If you have seen my husband recently, you may have noticed the big smile on his face. He’s been a bit giddy and I believe I heard him giggle a few times, too. This is one happy man.
Why, you want to know, is the man so full of bliss? Let me tell you.
It started with my appointment at a gastroenterology clinic 10 days ago. Towards the end of my visit, my voice got scratchy. Ten minutes later, I could barely talk. The woman helping me schedule another appointment struggled to understand me. I kept apologizing.

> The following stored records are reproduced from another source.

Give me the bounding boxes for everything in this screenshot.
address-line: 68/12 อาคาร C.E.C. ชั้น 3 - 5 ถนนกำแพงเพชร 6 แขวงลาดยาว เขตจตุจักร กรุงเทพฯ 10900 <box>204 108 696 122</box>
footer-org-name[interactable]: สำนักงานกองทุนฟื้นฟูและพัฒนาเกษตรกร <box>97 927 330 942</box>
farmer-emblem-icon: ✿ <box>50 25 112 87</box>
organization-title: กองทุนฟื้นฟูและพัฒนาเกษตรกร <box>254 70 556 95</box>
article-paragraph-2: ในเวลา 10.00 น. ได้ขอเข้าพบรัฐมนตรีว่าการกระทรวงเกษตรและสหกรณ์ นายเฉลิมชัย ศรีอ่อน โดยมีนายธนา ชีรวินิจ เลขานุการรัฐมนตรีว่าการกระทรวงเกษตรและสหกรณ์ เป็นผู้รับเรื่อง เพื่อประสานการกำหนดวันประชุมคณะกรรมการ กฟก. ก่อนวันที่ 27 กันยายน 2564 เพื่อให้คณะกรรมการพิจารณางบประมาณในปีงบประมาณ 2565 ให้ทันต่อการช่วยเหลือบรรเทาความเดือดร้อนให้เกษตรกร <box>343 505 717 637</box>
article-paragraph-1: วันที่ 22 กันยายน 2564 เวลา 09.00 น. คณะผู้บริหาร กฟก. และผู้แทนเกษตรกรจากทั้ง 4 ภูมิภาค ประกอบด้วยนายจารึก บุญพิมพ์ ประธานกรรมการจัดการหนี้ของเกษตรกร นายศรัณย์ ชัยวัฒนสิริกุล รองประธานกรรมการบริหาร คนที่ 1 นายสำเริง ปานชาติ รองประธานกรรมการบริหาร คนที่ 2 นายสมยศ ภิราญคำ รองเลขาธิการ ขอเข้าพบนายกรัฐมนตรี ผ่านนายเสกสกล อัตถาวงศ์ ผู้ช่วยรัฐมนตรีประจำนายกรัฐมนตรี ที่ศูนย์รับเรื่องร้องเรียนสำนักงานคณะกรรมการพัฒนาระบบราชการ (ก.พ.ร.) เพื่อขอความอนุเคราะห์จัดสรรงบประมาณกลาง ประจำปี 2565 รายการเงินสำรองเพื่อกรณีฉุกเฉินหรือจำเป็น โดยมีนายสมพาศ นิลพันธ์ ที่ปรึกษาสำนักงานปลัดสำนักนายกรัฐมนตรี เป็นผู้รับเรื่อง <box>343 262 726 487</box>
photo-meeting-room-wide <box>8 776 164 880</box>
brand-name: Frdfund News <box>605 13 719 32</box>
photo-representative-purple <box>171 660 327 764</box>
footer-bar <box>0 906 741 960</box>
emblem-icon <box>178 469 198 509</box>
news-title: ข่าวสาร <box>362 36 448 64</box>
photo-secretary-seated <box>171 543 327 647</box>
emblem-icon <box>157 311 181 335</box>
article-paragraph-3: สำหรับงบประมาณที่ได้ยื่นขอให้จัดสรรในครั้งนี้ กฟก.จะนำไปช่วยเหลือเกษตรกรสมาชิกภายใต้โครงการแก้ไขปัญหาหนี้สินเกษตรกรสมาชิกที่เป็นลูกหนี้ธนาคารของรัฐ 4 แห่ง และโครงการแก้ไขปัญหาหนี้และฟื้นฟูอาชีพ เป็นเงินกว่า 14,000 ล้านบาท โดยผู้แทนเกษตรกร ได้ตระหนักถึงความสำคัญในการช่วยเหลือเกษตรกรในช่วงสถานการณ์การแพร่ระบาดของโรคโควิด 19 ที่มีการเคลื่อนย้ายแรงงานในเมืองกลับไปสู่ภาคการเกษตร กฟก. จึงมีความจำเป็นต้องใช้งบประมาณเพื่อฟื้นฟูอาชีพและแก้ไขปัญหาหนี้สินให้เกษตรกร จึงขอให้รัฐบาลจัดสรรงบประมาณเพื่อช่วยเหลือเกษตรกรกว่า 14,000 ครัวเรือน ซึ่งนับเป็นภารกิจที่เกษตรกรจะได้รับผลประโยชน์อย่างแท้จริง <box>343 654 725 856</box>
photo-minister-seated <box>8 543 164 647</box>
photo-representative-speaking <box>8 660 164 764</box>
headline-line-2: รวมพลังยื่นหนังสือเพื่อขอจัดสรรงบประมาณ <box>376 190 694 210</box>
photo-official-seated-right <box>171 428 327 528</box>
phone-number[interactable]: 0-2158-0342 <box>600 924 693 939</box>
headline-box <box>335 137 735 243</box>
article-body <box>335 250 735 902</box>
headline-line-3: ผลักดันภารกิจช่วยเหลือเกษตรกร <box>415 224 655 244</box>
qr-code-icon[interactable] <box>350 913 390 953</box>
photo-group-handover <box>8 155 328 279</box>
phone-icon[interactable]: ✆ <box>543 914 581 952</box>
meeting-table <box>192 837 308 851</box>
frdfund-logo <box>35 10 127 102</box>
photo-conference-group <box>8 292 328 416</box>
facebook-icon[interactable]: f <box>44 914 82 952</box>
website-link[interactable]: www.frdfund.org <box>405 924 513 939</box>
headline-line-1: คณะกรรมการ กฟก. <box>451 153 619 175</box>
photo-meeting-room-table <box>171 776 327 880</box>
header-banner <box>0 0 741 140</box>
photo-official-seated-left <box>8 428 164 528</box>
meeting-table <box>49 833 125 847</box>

The next day, I spoke to a member of my primary physician’s clinical support staff. How she got the gist of what I was saying is beyond me. But she said I had a virus that had “landed” on my vocal chords.
She told me I had to stop talking. I told her my husband’s prayers had finally been answered. I called my husband at work, told him what was going on and said I would have to write my end of our conversations for awhile. “You can’t talk at all? he asked.
I believe I heard him slap the hand of a co-worker in a victory high-five as I whispered, “No. Every time I talk for a minute, I end up coughing for 10.”
This directive from the nurse would be a challenge. I am a talker. Give me a telephone call over an email any day, a real conversation over a Facebook connection. I was the one in grade school who brought home report cards with checks next to “disturbs others” and “talks in class.”
During eight days of training for my first job selling cars, I was the trainee who grimaced when the sales manager said once you had a purchase agreement written up, turn it towards the customer, ask them to approve it and then, shut up. “The first one to talk loses,” he said over and over. Each time, his eyes were on me.
When my husband came home for dinner the first day of my gag order, he stood in the doorway of the bedroom to see if I was awake. I offered a weak wave so he walked over and held a small yellow writing pad in front of my face. “Hi! How do you feel?” he had written.
“Fine” I wrote below his sentiments. “But you do understand my hearing is fine, don’t you? It’s okay for you to talk but I can’t. I am the only one who has to write.”
It took us a few hours to get the program down pat. Once in awhile, he started writing and once or twice, I forgot and said something. But basically, this chatty woman had been silenced. It reminded me of retreats at my old boarding school when, for a whole weekend, we listened to lectures, prayed silently and were forbidden to speak. (I failed every time.)
Like those retreats, I am ready for this vocal chord virus to be over. I’m not sure about my husband, though. The other day, along with his giggles and over-sized chuckles, he may have whistled, too.
“This won’t last forever,” I want to write on the small yellow writing pad. “Enjoy it while you can.”